Dress with bright colors and flashing lights. Usually on gloomy days a blinking light will show up in the middle of the day. Motorists are less likely to look for cyclists in the winter, so making a bold statement you are on the road will keep you from getting hit.

11. Prepare Your Bike

  • Keep bike maintenance up to date. You don’t want to get stuck on the road trying to fix a mechanical.
  • Keep flats to a minimum with training tires that have extra flat protection.
  • Use fenders. Salted roads are consistently wet down to 0 degrees.

12. Master Ice and Snow

If the climate where you live is snowy, keep these additional tips in mind.

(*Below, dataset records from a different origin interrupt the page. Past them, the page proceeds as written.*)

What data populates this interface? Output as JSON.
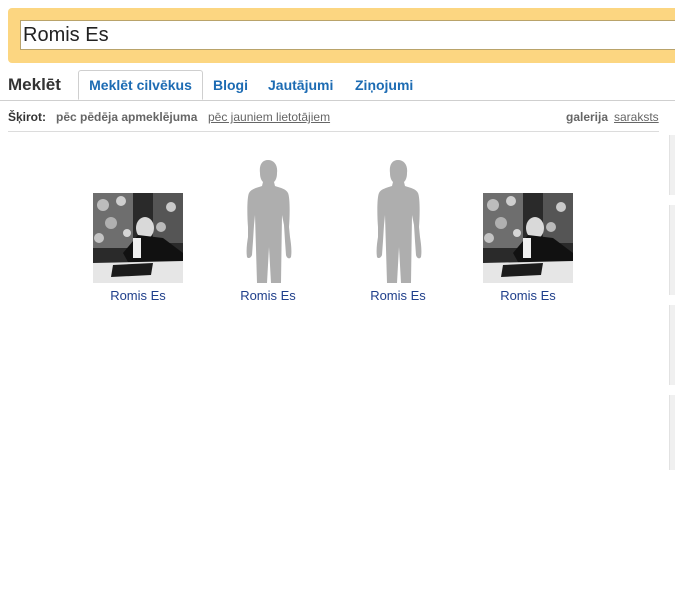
{
  "search": {
    "value": "Romis Es"
  },
  "tabs": {
    "title": "Meklēt",
    "items": [
      {
        "label": "Meklēt cilvēkus"
      },
      {
        "label": "Blogi"
      },
      {
        "label": "Jautājumi"
      },
      {
        "label": "Ziņojumi"
      }
    ]
  },
  "sort": {
    "label": "Šķirot:",
    "option_last_visit": "pēc pēdēja apmeklējuma",
    "option_new_users": "pēc jauniem lietotājiem",
    "view_gallery": "galerija",
    "view_list": "saraksts"
  },
  "results": [
    {
      "name": "Romis Es",
      "avatar": "photo"
    },
    {
      "name": "Romis Es",
      "avatar": "silhouette"
    },
    {
      "name": "Romis Es",
      "avatar": "silhouette"
    },
    {
      "name": "Romis Es",
      "avatar": "photo"
    }
  ],
  "colors": {
    "search_bar_bg": "#fcd681",
    "tab_link": "#1c6bb3",
    "result_name": "#1f3f8b",
    "silhouette": "#aeaeae"
  }
}
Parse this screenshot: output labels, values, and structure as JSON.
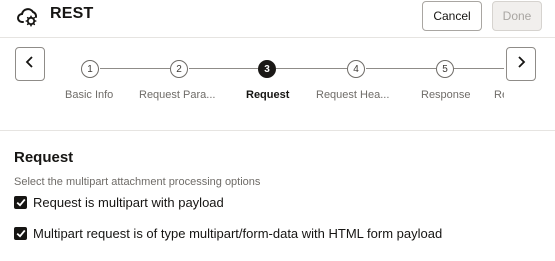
{
  "header": {
    "title": "REST",
    "icon": "rest-adapter-icon",
    "cancel_label": "Cancel",
    "done_label": "Done"
  },
  "train": {
    "steps": [
      {
        "number": "1",
        "label": "Basic Info",
        "state": "visited"
      },
      {
        "number": "2",
        "label": "Request Para...",
        "state": "visited"
      },
      {
        "number": "3",
        "label": "Request",
        "state": "current"
      },
      {
        "number": "4",
        "label": "Request Hea...",
        "state": "upcoming"
      },
      {
        "number": "5",
        "label": "Response",
        "state": "upcoming"
      },
      {
        "number": "",
        "label": "Re",
        "state": "upcoming"
      }
    ],
    "prev_icon": "chevron-left-icon",
    "next_icon": "chevron-right-icon"
  },
  "section": {
    "title": "Request",
    "description": "Select the multipart attachment processing options",
    "options": [
      {
        "label": "Request is multipart with payload",
        "checked": true
      },
      {
        "label": "Multipart request is of type multipart/form-data with HTML form payload",
        "checked": true
      }
    ]
  },
  "colors": {
    "active_step": "#1a1816",
    "muted_text": "#6f6c68",
    "border": "#e6e4e1"
  }
}
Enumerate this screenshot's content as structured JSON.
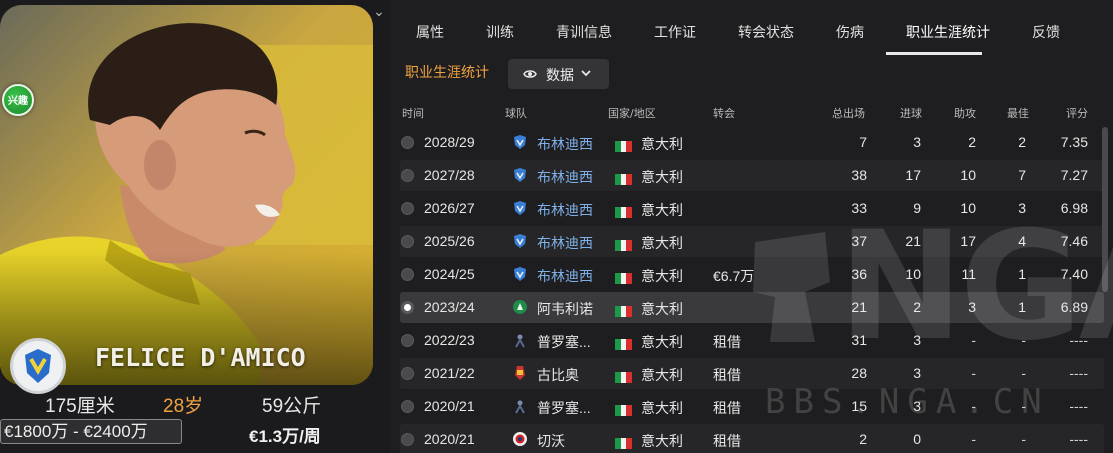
{
  "player": {
    "name": "FELICE D'AMICO",
    "height": "175厘米",
    "age": "28岁",
    "weight": "59公斤",
    "value": "€1800万 - €2400万",
    "wage": "€1.3万/周",
    "interest_badge": "兴趣"
  },
  "tabs": [
    {
      "label": "属性"
    },
    {
      "label": "训练"
    },
    {
      "label": "青训信息"
    },
    {
      "label": "工作证"
    },
    {
      "label": "转会状态"
    },
    {
      "label": "伤病"
    },
    {
      "label": "职业生涯统计"
    },
    {
      "label": "反馈"
    }
  ],
  "active_tab": "职业生涯统计",
  "section": {
    "title": "职业生涯统计",
    "view_button": "数据"
  },
  "table": {
    "headers": {
      "time": "时间",
      "team": "球队",
      "country": "国家/地区",
      "transfer": "转会",
      "apps": "总出场",
      "goals": "进球",
      "assists": "助攻",
      "motm": "最佳",
      "rating": "评分"
    },
    "rows": [
      {
        "season": "2028/29",
        "club": "布林迪西",
        "country": "意大利",
        "fee": "",
        "apps": "7",
        "goals": "3",
        "assists": "2",
        "motm": "2",
        "rating": "7.35"
      },
      {
        "season": "2027/28",
        "club": "布林迪西",
        "country": "意大利",
        "fee": "",
        "apps": "38",
        "goals": "17",
        "assists": "10",
        "motm": "7",
        "rating": "7.27"
      },
      {
        "season": "2026/27",
        "club": "布林迪西",
        "country": "意大利",
        "fee": "",
        "apps": "33",
        "goals": "9",
        "assists": "10",
        "motm": "3",
        "rating": "6.98"
      },
      {
        "season": "2025/26",
        "club": "布林迪西",
        "country": "意大利",
        "fee": "",
        "apps": "37",
        "goals": "21",
        "assists": "17",
        "motm": "4",
        "rating": "7.46"
      },
      {
        "season": "2024/25",
        "club": "布林迪西",
        "country": "意大利",
        "fee": "€6.7万",
        "apps": "36",
        "goals": "10",
        "assists": "11",
        "motm": "1",
        "rating": "7.40"
      },
      {
        "season": "2023/24",
        "club": "阿韦利诺",
        "country": "意大利",
        "fee": "",
        "apps": "21",
        "goals": "2",
        "assists": "3",
        "motm": "1",
        "rating": "6.89"
      },
      {
        "season": "2022/23",
        "club": "普罗塞...",
        "country": "意大利",
        "fee": "租借",
        "apps": "31",
        "goals": "3",
        "assists": "-",
        "motm": "-",
        "rating": "----"
      },
      {
        "season": "2021/22",
        "club": "古比奥",
        "country": "意大利",
        "fee": "租借",
        "apps": "28",
        "goals": "3",
        "assists": "-",
        "motm": "-",
        "rating": "----"
      },
      {
        "season": "2020/21",
        "club": "普罗塞...",
        "country": "意大利",
        "fee": "租借",
        "apps": "15",
        "goals": "3",
        "assists": "-",
        "motm": "-",
        "rating": "----"
      },
      {
        "season": "2020/21",
        "club": "切沃",
        "country": "意大利",
        "fee": "租借",
        "apps": "2",
        "goals": "0",
        "assists": "-",
        "motm": "-",
        "rating": "----"
      }
    ]
  },
  "watermark": {
    "logo": "NGA",
    "site": "BBS.NGA.CN"
  },
  "colors": {
    "accent_orange": "#f0a340",
    "club_link_blue": "#7fb0e8",
    "background": "#1e1e20"
  }
}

  • Ride platform pedals instead of clip-ins during the snowy and extra cold months. If need be you can put your foot down faster if you lose balance, and you can wear thicker, warmer boots.
  • Be prepared to crash – it is going to happen, so don’t take your nice bike out unless you are looking for an excuse to upgrade come Spring. Lots of layers sometimes help cushion the fall.
  • Be able to get off your bike fast – crashing on ice is much faster than crashing on pavement or dirt, there is no skidding and then falling. You are just riding along one second, and literally the next second you hit the ground and are sliding on the ice. Some people use Pam or other cooking oils on their cleats/pedals for faster release.

Manned with these tips, you should be able to ride when it’s in the 40’s, 30’s, 20’s (degrees Fahrenheit), and even colder, and you can extend your outdoor riding season into the winter.